И до меня дошло, но сказать толком я ничего не мог, потому что не знал, или не помнил. Как объяснить то, что смерть родителей провела толстую черту в моей жизни, разделив ее на до и после трагедии? И то, что было до, в буквальном смысле стерлось из моей памяти напрочь, оставив лишь образы в сердце.
– Я не знаю даже, – проговорил я.
Женщина глубоко вздохнула и вернулась к семье, а я так и остался стоять посреди больничного коридора. Чужой. Я понял, что всегда был чужаком в этой семье.
– Тогда будем ждать диагноза, – вздохнул Петрович, даже не взглянув в мою сторону.
Ну, что же, так, значит так. Я прошел к стоящему в противоположной от меня стороне кофейному аппарату и, закинув мелочь, нажал на «Латте».
– Мамочка, – обратился к Лике пожилой худощавый мужчина, – в который раз вам повторить, что с детьми нужно остаться в больнице? Мы вас госпитализируем.
– Мам? – Лика повернулась к Инессе Павловне. – Мам, ну я не хочу в больницу ложиться.
В глазах женщины мелькнула ледяная сталь.
– Извините, – обратилась она к доктору и, взяв дочь за локоть, оттащила ее в сторону. – Слушай меня внимательно, Анжелика, – зашипела она Лике на ухо, глянув при этом в мою сторону.
Я отвернулся и сделал вид, будто мне совсем не интересно, о чем они разговаривают, обратил свой взгляд на доктора.
– Ты нас не позорь, – продолжила она укоризненно, – это твои дети, и ты с ними ляжешь в больницу на столько, на сколько потребуется.

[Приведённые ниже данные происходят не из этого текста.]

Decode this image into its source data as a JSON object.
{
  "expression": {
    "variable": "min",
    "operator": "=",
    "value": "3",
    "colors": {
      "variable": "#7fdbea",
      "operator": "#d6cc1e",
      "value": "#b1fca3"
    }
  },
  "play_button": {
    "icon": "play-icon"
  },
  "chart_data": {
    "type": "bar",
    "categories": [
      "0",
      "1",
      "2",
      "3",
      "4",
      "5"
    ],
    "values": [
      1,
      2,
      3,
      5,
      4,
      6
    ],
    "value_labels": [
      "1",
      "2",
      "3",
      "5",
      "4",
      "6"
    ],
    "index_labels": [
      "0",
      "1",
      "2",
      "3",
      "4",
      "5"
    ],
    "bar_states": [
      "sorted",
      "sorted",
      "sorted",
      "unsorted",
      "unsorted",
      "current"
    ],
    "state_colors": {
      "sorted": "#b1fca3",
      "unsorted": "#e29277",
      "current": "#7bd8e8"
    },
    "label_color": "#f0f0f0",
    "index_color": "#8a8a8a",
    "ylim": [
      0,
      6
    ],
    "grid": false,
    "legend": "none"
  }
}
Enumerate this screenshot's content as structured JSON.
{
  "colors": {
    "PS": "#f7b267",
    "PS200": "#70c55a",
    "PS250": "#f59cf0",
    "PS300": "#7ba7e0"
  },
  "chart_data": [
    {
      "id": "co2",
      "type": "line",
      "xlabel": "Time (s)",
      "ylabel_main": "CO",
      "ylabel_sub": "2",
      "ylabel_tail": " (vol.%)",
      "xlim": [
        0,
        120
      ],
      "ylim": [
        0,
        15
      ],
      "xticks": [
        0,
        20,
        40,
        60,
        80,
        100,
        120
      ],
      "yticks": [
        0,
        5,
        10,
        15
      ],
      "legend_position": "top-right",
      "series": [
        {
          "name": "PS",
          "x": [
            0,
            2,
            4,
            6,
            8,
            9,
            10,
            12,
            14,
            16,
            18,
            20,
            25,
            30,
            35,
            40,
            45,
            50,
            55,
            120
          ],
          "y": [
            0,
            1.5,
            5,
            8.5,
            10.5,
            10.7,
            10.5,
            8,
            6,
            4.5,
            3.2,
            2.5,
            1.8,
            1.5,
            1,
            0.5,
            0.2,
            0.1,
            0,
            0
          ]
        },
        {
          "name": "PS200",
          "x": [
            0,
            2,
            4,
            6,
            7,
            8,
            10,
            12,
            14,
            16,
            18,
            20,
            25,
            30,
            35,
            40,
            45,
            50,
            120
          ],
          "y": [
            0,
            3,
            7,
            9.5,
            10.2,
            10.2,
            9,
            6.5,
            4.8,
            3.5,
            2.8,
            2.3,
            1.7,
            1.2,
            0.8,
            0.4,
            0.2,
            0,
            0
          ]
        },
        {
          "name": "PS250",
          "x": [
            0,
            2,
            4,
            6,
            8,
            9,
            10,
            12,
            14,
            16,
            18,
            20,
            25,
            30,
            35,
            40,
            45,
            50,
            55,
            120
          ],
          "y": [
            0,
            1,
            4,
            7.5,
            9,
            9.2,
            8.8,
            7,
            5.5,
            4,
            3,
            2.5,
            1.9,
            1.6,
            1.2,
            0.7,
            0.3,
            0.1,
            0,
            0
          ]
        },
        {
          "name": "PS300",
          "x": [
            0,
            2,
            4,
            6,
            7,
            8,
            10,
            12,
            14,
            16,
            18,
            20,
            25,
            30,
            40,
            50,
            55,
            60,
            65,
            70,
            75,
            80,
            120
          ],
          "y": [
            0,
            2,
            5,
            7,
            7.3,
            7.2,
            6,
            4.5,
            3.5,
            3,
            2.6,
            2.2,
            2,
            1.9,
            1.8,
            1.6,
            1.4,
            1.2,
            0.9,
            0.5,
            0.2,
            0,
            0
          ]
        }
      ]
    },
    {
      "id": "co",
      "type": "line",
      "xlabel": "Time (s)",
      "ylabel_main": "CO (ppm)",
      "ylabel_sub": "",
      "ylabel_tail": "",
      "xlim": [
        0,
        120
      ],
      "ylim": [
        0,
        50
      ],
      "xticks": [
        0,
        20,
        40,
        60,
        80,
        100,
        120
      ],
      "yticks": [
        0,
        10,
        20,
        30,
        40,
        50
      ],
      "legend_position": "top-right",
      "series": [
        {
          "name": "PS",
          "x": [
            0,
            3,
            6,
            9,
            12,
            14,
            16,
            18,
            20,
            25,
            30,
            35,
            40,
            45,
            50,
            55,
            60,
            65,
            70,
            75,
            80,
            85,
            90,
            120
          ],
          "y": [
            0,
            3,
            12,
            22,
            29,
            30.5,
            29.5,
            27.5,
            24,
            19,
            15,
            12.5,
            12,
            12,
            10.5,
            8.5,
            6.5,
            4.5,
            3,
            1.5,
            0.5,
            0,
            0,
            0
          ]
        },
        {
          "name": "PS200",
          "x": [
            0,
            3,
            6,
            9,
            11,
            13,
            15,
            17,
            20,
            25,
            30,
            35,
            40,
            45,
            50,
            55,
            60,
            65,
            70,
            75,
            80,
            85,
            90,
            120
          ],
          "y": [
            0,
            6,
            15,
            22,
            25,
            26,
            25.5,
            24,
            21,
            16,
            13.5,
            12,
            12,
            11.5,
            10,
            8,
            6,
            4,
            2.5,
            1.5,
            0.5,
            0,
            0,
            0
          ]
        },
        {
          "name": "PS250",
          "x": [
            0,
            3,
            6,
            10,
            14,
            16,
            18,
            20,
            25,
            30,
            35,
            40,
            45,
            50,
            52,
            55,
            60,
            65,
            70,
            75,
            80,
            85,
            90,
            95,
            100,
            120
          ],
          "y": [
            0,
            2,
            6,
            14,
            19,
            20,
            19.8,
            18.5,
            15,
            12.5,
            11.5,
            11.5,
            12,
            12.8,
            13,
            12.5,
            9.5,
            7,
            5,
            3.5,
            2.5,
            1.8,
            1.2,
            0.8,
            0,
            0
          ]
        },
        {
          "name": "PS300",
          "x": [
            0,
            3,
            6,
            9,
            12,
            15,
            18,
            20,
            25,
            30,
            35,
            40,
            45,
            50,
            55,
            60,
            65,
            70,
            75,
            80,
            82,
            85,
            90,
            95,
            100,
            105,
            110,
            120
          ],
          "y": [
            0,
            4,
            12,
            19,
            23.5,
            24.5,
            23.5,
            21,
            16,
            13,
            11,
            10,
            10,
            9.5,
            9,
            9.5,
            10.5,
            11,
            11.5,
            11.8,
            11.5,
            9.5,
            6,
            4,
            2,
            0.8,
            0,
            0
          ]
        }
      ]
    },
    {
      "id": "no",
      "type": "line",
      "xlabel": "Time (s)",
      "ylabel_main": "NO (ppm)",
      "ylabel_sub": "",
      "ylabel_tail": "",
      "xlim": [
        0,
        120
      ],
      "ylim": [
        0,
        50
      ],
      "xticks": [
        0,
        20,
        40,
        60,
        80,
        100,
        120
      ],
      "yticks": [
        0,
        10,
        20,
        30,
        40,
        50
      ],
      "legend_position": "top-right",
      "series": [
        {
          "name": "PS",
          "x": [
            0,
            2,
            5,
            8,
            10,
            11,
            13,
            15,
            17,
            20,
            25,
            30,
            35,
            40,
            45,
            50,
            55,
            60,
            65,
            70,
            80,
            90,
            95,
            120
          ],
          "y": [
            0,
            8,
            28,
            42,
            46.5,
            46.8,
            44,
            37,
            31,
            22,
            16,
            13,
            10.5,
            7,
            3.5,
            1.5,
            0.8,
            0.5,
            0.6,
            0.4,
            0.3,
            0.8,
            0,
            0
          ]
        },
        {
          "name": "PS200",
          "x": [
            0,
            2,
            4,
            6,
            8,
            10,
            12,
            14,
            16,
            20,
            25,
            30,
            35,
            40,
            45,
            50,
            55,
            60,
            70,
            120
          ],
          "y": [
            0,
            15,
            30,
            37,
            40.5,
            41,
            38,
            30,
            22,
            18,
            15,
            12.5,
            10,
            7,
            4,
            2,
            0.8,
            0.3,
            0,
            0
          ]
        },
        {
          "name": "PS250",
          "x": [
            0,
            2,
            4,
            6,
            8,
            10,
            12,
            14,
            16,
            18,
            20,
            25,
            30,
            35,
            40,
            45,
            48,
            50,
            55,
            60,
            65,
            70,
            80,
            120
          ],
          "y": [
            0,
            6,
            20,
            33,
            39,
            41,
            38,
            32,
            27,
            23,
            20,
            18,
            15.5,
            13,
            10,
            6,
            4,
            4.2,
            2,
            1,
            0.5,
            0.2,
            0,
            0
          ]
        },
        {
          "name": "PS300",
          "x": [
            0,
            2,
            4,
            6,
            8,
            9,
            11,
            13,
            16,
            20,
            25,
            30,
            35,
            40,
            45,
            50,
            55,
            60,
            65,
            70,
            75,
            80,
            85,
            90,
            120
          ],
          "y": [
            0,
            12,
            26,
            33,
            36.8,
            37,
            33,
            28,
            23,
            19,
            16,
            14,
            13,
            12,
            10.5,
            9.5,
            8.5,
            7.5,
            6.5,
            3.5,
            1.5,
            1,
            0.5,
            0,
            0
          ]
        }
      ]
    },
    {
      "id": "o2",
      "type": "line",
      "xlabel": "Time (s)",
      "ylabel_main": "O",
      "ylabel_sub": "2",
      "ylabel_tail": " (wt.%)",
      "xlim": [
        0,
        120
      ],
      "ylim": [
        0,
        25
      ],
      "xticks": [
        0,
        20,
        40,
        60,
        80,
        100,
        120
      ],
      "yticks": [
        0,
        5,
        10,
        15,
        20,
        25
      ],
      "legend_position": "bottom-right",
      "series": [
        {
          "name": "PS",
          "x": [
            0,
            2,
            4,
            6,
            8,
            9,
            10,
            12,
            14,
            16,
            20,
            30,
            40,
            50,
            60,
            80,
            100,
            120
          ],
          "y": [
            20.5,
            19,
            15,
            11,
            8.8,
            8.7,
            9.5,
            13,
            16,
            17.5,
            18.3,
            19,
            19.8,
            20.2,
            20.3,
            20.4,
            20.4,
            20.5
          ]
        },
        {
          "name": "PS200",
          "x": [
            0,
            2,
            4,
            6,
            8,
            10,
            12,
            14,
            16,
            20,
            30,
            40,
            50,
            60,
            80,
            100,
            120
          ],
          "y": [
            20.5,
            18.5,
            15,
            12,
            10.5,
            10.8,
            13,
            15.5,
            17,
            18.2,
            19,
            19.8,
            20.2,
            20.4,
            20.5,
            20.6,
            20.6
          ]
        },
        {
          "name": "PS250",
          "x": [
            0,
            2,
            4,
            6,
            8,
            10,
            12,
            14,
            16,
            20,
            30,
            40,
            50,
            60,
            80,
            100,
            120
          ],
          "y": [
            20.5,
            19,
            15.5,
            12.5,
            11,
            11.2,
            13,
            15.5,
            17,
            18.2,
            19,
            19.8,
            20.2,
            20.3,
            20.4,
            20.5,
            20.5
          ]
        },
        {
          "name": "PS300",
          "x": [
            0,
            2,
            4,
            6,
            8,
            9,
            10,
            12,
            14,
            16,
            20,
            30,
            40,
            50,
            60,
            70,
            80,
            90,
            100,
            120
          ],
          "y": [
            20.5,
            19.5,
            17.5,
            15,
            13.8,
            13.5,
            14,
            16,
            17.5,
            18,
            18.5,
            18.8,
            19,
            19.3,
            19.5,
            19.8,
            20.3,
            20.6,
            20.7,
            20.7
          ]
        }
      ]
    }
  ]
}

И не смей так вести тебя. Ты же мать.
Я про себя хмыкнул. Видимо и дома она дает жару.
– Доктор, а что случилось? – я сделал шаг в сторону мужчины.
Он оторвал взгляд от бумаг, которые теребил в крючковатых пальцах.
– А вы, собственно, кто? – посмотрел он на меня поверх опущенных на нос очков.